Добившись удовлетворения своего основного требования, обеспечивавшего территориальную неприкосновенность будущей части Речи Посполитой — шведской Эстонии, послы не проявили никакой заботы о собственных интересах Шведского королевства, которые в инструкции им предписывалось защищать. Вместо того чтобы обеспечить по договору для Речи Посполитой право оказывать военную помощь Швеции, они, напротив, дали ясно понять русским представителям, что если их требования относительно шведской Эстонии будут приняты, то «за свейского… Коруна Польская и Великое княжество Литовское стояти не учнут и помотати ему ничем, ни людми, ни казною не будут, и которые городы за свейским государя нашего Корела, и тех городов государь ваш доступайся, и рати свои на свейского посылай»[101]

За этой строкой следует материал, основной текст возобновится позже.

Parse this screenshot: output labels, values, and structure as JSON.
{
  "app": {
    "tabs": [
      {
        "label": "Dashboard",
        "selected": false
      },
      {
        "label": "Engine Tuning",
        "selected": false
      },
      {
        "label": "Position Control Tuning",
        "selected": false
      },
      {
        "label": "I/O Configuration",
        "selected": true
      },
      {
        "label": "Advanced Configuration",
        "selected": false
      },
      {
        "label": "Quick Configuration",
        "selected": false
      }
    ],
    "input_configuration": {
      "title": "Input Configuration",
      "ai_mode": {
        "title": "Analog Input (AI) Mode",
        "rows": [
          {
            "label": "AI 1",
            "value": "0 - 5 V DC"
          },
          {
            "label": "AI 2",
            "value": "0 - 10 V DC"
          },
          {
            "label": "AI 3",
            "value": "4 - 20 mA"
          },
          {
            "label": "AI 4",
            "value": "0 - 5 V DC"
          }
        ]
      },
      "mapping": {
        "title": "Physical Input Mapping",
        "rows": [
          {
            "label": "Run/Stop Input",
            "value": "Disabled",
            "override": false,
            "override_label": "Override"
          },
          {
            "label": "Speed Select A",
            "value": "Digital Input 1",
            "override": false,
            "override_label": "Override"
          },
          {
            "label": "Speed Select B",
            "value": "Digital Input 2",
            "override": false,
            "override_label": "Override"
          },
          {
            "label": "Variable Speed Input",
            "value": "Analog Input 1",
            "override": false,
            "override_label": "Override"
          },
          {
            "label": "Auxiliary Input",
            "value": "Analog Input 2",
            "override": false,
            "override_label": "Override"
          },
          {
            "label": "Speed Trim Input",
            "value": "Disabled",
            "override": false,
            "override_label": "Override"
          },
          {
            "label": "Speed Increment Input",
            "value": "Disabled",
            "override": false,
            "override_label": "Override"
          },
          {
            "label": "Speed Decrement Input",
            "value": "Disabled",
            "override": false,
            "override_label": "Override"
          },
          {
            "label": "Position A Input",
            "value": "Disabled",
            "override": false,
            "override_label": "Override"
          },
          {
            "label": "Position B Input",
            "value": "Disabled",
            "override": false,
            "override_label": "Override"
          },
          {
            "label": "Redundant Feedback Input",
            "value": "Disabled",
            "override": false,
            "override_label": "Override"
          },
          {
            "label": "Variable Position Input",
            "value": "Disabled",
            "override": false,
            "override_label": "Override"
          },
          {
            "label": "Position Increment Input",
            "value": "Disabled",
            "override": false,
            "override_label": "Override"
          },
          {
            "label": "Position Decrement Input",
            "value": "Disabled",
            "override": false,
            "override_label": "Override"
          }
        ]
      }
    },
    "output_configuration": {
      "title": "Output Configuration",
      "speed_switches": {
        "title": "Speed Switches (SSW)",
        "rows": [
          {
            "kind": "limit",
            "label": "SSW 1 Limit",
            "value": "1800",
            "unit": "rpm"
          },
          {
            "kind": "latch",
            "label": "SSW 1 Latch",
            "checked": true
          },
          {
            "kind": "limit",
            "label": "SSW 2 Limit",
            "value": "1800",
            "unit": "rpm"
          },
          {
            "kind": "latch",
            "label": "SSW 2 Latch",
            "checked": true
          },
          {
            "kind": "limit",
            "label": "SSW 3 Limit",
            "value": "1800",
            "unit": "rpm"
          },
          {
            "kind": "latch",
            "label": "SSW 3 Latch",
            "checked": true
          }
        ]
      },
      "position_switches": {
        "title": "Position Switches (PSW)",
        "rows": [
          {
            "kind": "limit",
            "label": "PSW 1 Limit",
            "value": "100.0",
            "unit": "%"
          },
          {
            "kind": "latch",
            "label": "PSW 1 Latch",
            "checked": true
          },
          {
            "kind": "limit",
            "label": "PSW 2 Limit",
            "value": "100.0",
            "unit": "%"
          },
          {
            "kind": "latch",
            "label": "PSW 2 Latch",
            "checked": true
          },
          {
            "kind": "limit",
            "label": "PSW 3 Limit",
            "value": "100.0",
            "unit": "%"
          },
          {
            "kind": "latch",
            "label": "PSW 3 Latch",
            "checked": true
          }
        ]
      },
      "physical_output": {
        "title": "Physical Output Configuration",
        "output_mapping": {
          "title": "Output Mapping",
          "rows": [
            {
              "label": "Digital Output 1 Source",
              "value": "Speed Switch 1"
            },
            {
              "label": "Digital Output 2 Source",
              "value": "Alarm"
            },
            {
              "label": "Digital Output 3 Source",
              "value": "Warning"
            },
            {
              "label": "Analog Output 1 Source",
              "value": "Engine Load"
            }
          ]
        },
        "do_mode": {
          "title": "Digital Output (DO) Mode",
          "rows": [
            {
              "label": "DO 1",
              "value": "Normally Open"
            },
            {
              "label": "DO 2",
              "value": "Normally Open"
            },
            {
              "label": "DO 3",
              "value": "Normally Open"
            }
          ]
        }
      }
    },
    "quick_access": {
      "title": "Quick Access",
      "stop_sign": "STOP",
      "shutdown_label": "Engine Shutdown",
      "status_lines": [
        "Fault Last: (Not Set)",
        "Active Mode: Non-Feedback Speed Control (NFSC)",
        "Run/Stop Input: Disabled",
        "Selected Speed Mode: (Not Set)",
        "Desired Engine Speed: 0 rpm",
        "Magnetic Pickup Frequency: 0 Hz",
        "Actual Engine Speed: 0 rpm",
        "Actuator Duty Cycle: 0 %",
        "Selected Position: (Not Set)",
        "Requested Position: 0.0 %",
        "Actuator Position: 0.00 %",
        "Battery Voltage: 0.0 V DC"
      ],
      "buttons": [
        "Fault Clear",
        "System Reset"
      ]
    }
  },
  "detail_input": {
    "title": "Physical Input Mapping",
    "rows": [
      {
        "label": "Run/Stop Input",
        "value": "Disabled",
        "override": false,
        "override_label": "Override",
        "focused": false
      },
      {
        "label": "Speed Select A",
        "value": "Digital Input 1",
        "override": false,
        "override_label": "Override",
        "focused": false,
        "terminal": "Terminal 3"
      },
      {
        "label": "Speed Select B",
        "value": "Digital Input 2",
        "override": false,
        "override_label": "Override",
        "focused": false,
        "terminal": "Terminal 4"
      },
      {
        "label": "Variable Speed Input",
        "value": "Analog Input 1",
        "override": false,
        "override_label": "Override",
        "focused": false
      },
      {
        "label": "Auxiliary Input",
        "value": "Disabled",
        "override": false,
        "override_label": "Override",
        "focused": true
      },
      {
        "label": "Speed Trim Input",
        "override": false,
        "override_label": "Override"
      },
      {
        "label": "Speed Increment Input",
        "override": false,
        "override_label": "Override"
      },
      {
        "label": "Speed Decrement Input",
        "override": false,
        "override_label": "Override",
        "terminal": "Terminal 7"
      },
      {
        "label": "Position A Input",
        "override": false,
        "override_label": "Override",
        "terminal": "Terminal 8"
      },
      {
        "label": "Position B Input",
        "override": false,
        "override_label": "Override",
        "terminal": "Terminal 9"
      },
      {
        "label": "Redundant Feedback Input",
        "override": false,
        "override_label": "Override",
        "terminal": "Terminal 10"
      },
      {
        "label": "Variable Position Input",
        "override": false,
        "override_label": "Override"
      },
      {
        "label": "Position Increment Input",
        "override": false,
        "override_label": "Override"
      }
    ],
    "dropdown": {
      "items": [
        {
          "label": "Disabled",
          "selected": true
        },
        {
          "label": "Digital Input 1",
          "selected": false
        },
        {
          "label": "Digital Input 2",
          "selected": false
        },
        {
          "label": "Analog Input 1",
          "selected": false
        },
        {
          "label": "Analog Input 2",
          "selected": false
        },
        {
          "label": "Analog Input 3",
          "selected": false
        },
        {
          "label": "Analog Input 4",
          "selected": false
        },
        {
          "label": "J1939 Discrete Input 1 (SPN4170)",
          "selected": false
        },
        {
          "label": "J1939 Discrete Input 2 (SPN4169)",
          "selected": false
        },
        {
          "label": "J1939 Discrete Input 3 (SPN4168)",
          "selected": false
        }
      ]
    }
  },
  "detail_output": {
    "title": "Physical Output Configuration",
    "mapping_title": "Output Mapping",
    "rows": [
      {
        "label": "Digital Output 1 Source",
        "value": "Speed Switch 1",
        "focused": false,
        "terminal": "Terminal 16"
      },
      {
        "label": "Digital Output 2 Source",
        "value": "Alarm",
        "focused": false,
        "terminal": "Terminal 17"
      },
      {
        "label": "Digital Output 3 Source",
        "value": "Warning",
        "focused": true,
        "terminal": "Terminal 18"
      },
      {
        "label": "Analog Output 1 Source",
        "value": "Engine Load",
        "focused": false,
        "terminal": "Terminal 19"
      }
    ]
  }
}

. В соответствии с этим после принятия русским правительством их условий в договоре о перемирии было зафиксировано обязательство Речи Посполитой «людми и казною не вспомогати» враждебным России государствам, а в перечень русских владений в этом документе была включена наряду с Ивангородом, Ямом и Копорьем также Корела, продолжавшая еще оставаться под властью шведского короля. Таким образом, Речь Посполитая не только обязывалась сохранять нейтралитет в русско-шведской войне и признавала права России на занятые ею земли, но и заранее одобряла правомерность некоторых дальнейших русских действий в этом отношении — все это находилось в прямом противоречии с внешнеполитическими интересами Швеции[102].Таким образом, отсутствие у Польши и Швеции единой согласованной политики по отношению к России[103]
дало возможность русскому правительству решать в своих интересах ряд спорных вопросов русско-шведских отношений.